Center for the Study of Language and Society

On the reverberations of offensive actions. Relational stories from a London ghetto.

Dienstag, 05.05.2020, 16:15 Uhr

Rosina Márquez Reiter, The Open University

Das Forum Language and Society ist eine Reihe von Gastvorträgen zu Themen der Soziolinguistik. Doktorierende der GSAH können sich die Teilnahme als Zuhörende mit 0,25 ECTS pro Vortrag anrechnen lassen. MA Studierende der Soziolinguistik können sich nach Teilnahme an 6 Vorträgen 1 ECTS anrechnen lassen.

Veranstaltende: Forum Language and Society
Redner, Rednerin: Rosina Márquez Reiter, The Open University
Datum: 05.05.2020
Uhrzeit: 16:15 - 17:45 Uhr
Ort: F-123
Unitobler
Lerchenweg 36
3012 Bern
Anmeldung: Anmeldung bei Christa Schneider
Merkmale: Öffentlich
kostenlos

In this talk I explore the nexus between offensive behaviour and morality given the close yet subtly distinct connection between them. I do this by examining the reporting of interpersonal conflicts in an hour-long life-story interview (Atkinson 1998) with two voluntary Latin American migrants in London. The interview was carried out as part of ethnographic fieldwork in the largest centres of Latinidad in the city: Elephant & Castle shopping centre and Seven Sisters Market.

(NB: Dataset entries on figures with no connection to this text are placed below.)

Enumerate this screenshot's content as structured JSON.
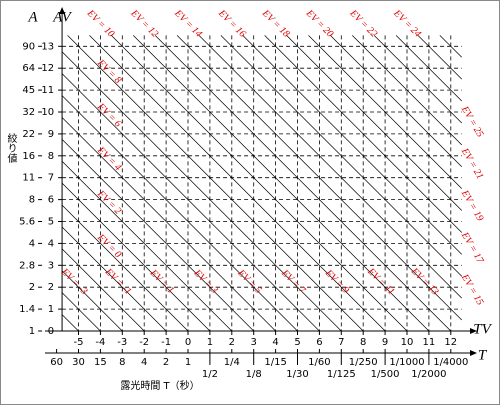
{
  "axes": {
    "a": "A",
    "av": "AV",
    "tv": "TV",
    "t": "T",
    "y_title": "絞り値",
    "x_title": "露光時間 T（秒）"
  },
  "tv_lim": [
    -5.75,
    12.5
  ],
  "av_lim": [
    0,
    13.5
  ],
  "tv_ticks": [
    -5,
    -4,
    -3,
    -2,
    -1,
    0,
    1,
    2,
    3,
    4,
    5,
    6,
    7,
    8,
    9,
    10,
    11,
    12
  ],
  "av_ticks": [
    0,
    1,
    2,
    3,
    4,
    5,
    6,
    7,
    8,
    9,
    10,
    11,
    12,
    13
  ],
  "a_ticks": [
    {
      "value": 0,
      "label": "1"
    },
    {
      "value": 1,
      "label": "1.4"
    },
    {
      "value": 2,
      "label": "2"
    },
    {
      "value": 3,
      "label": "2.8"
    },
    {
      "value": 4,
      "label": "4"
    },
    {
      "value": 5,
      "label": "5.6"
    },
    {
      "value": 6,
      "label": "8"
    },
    {
      "value": 7,
      "label": "11"
    },
    {
      "value": 8,
      "label": "16"
    },
    {
      "value": 9,
      "label": "22"
    },
    {
      "value": 10,
      "label": "32"
    },
    {
      "value": 11,
      "label": "45"
    },
    {
      "value": 12,
      "label": "64"
    },
    {
      "value": 13,
      "label": "90"
    }
  ],
  "t_ticks": [
    {
      "value": -6,
      "label": "60"
    },
    {
      "value": -5,
      "label": "30"
    },
    {
      "value": -4,
      "label": "15"
    },
    {
      "value": -3,
      "label": "8"
    },
    {
      "value": -2,
      "label": "4"
    },
    {
      "value": -1,
      "label": "2"
    },
    {
      "value": 0,
      "label": "1"
    },
    {
      "value": 1,
      "label": "1/2"
    },
    {
      "value": 2,
      "label": "1/4"
    },
    {
      "value": 3,
      "label": "1/8"
    },
    {
      "value": 4,
      "label": "1/15"
    },
    {
      "value": 5,
      "label": "1/30"
    },
    {
      "value": 6,
      "label": "1/60"
    },
    {
      "value": 7,
      "label": "1/125"
    },
    {
      "value": 8,
      "label": "1/250"
    },
    {
      "value": 9,
      "label": "1/500"
    },
    {
      "value": 10,
      "label": "1/1000"
    },
    {
      "value": 11,
      "label": "1/2000"
    },
    {
      "value": 12,
      "label": "1/4000"
    }
  ],
  "ev_labels": {
    "top": [
      "EV = 10",
      "EV = 12",
      "EV = 14",
      "EV = 16",
      "EV = 18",
      "EV = 20",
      "EV = 22",
      "EV = 24"
    ],
    "left": [
      "EV = 8",
      "EV = 6",
      "EV = 4",
      "EV = 2",
      "EV = 0"
    ],
    "bottom": [
      "EV = -3",
      "EV = -1",
      "EV = 1",
      "EV = 3",
      "EV = 5",
      "EV = 7",
      "EV = 9",
      "EV = 11",
      "EV = 13"
    ],
    "right": [
      "EV = 25",
      "EV = 21",
      "EV = 19",
      "EV = 17",
      "EV = 15"
    ]
  }
}
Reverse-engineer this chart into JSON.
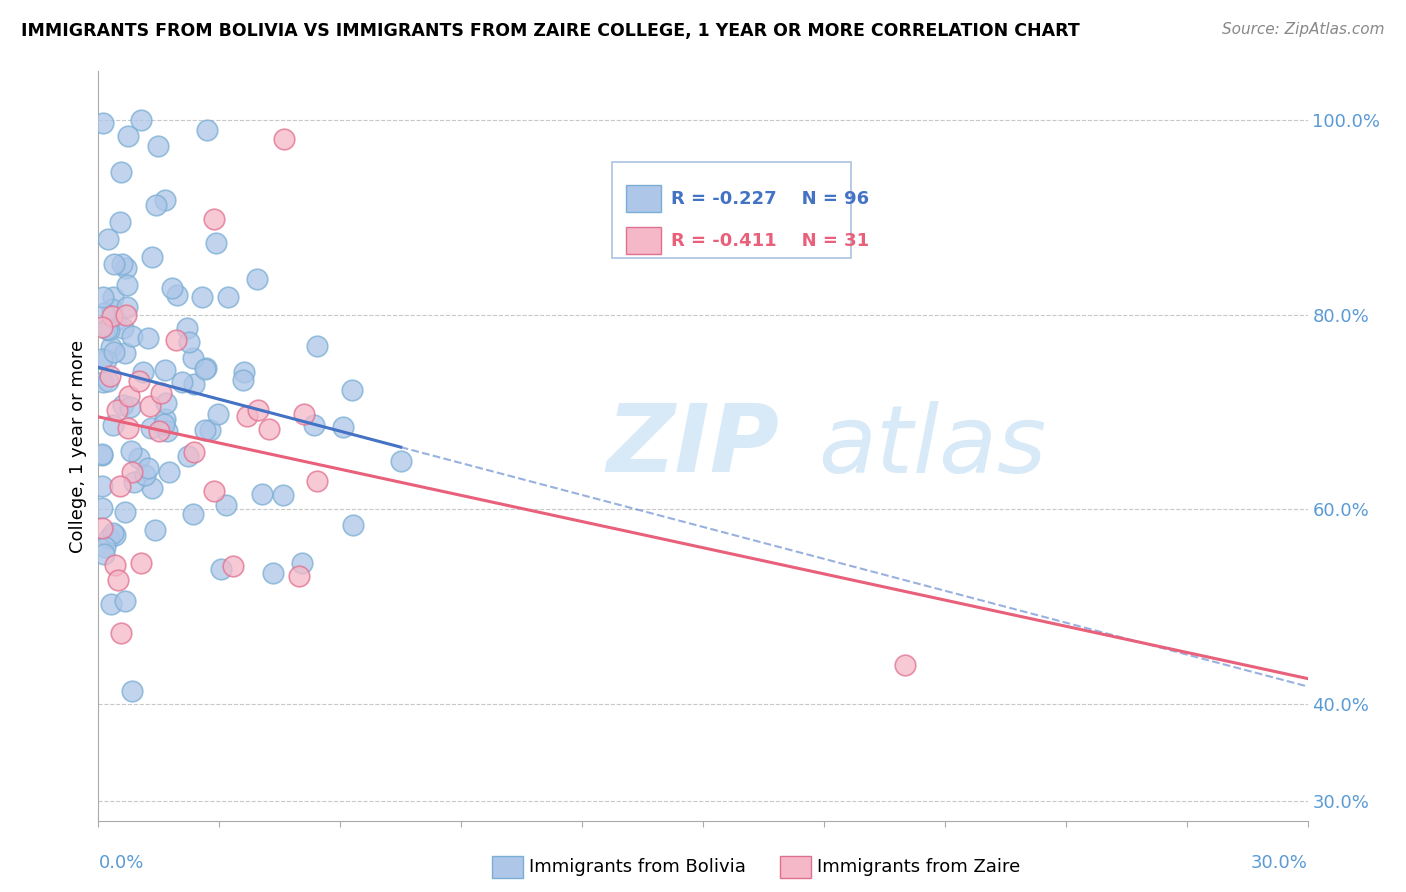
{
  "title": "IMMIGRANTS FROM BOLIVIA VS IMMIGRANTS FROM ZAIRE COLLEGE, 1 YEAR OR MORE CORRELATION CHART",
  "source": "Source: ZipAtlas.com",
  "ylabel": "College, 1 year or more",
  "right_yticks": [
    "100.0%",
    "80.0%",
    "60.0%",
    "40.0%",
    "30.0%"
  ],
  "right_ytick_vals": [
    1.0,
    0.8,
    0.6,
    0.4,
    0.3
  ],
  "xmin": 0.0,
  "xmax": 0.3,
  "ymin": 0.28,
  "ymax": 1.05,
  "bolivia_R": -0.227,
  "bolivia_N": 96,
  "zaire_R": -0.411,
  "zaire_N": 31,
  "bolivia_color": "#aec6e8",
  "zaire_color": "#f4b8c8",
  "bolivia_line_color": "#4472c4",
  "zaire_line_color": "#e8607a",
  "bolivia_edge_color": "#7aaed4",
  "zaire_edge_color": "#e07090",
  "watermark_zip": "ZIP",
  "watermark_atlas": "atlas",
  "watermark_color": "#d8eaf8"
}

‘Causing offence’ has, over the years, been a topic of extensive research, especially in the field of linguistic politeness (Culpeper 2011). Impoliteness arises from the actions that one or more mutually ratified participants (cf. Kádár & Márquez Reiter 2015) in a relationship orient to as (ostensibly) offensive. These have been shown invite evaluations along a right-wrong binary according to the moral order on which the social group is based. So have offensive actions. However, not all offensive actions may be oriented to as impolite (e.g. ‘victimhood culture’ Campbell & Manning 2018).

Recently, offence has received renewed attention by (im)politeness scholars and general discourse analysts as a result of the rise of moralising (e.g. Chouliaraki 2013), especially in social media contexts (e.g. Tagg et al 2017, Valdimirou & House 2018). In these settings, the sanctioning of offence is often treated as a “revelation” of the moral grounds of offence. However, predicting and tracking the offence (Robles & Castor 2019) and understanding whose grounds can be legitimately validated continue to elude the analyst.

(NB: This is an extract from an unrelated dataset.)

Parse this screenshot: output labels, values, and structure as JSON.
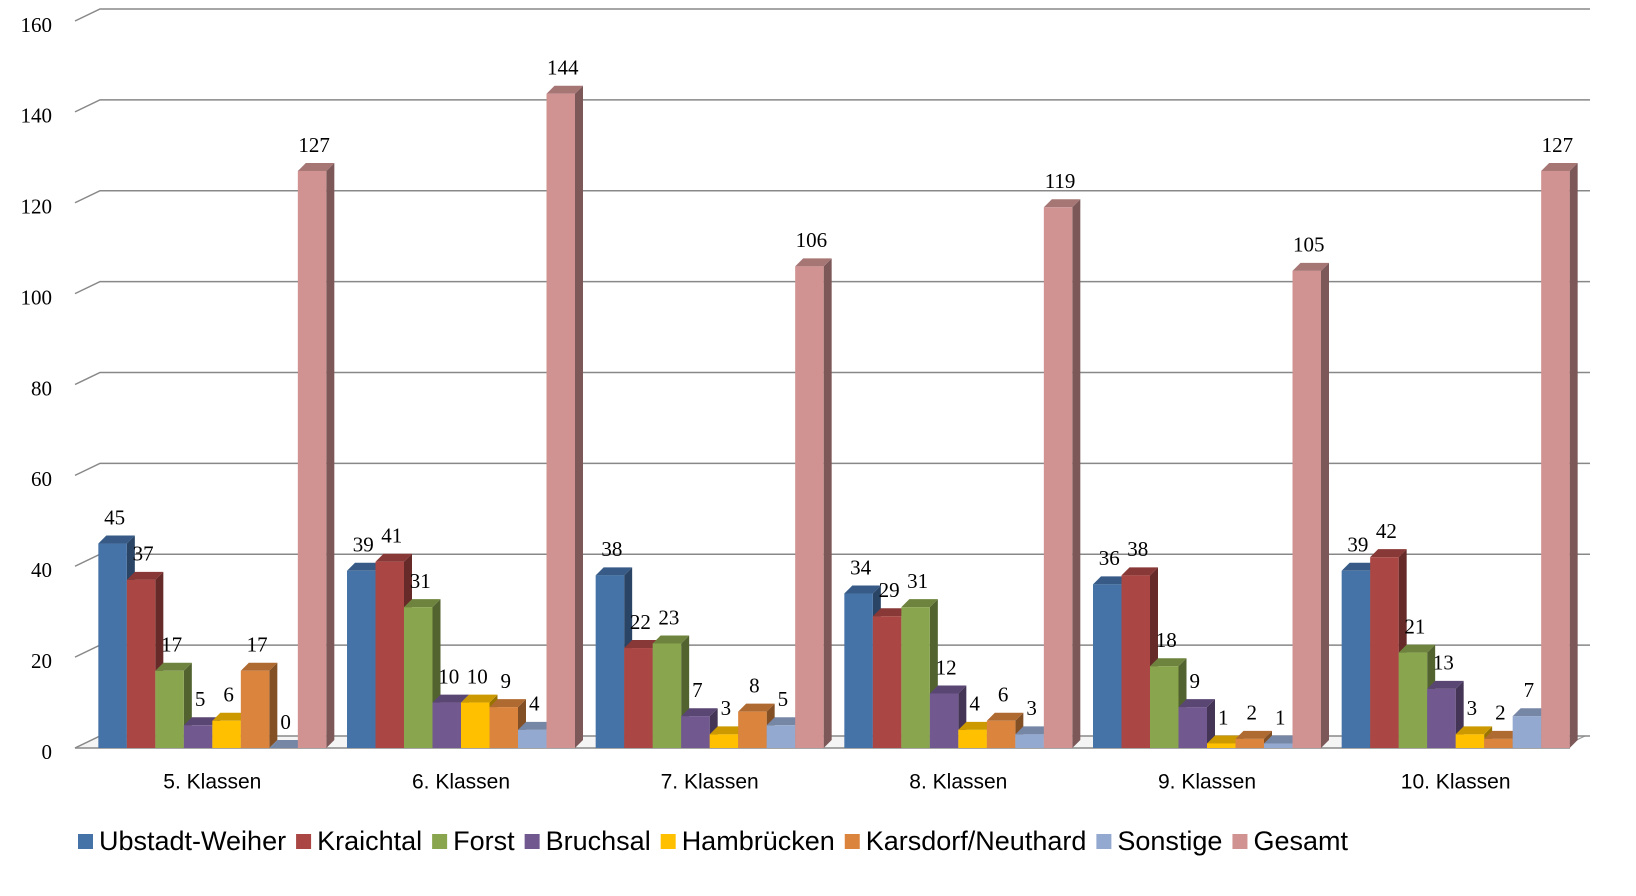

The interview examined comprises eight chained (e.g. Psathas 1995) exemplary (Günther 1995) stories where the participants articulate their own voice, evoke that of an alleged wrongdoer and the discourses that circulate in their wider social group. In critiquing the behaviour of others, the storytellers interweave the description of the events that led to the offence and the offensive act itself with its evaluation, thus making “a propositional claim but also staking a practico-moral claim” (Jayyusi 1995:870). I show how their evaluation of transgressors’ actions offers an interesting combination of ethics and morality. Specifically, morality is observed in the way the obligations of incumbents in a given relational category were met or not and, ethics on the storyteller’s capacity to reflect (Laidlaw 2014) on these obligations themselves, including their own role in the recounted events. It was thus possible for the participants to feel accountable for the wrong actions of the beneficiary when they did not directly take part in them. I contend that such a differentiation brings to purview a case where the role of agency and accountability in offence taking and attribution is distinct. And, that this is possible by considering the wider relational connections in which the participants’ relationship is embedded and the ghetto conditions in which they are forged (Latin Americans generally work for co-ethnics under conditions of precarity such as flexploitation and suffer social exclusion).

In short, I maintain that the wider relational context in which the offender and offended parties’ relationship is embedded and the place that their relationship occupies within societal structures is essential for understanding the valence and reverberations of offensive actions and, therefore, those whose moral grounds can be legitimately validated. Further, I show that the moral terrain mapped out via the roots and routes of these migrants’ experience spans beyond a binary between the values of the receiving society vs. home-grown values and that impoliteness evaluations cannot be simply explained as contravening clearly delineated values or having caused offence.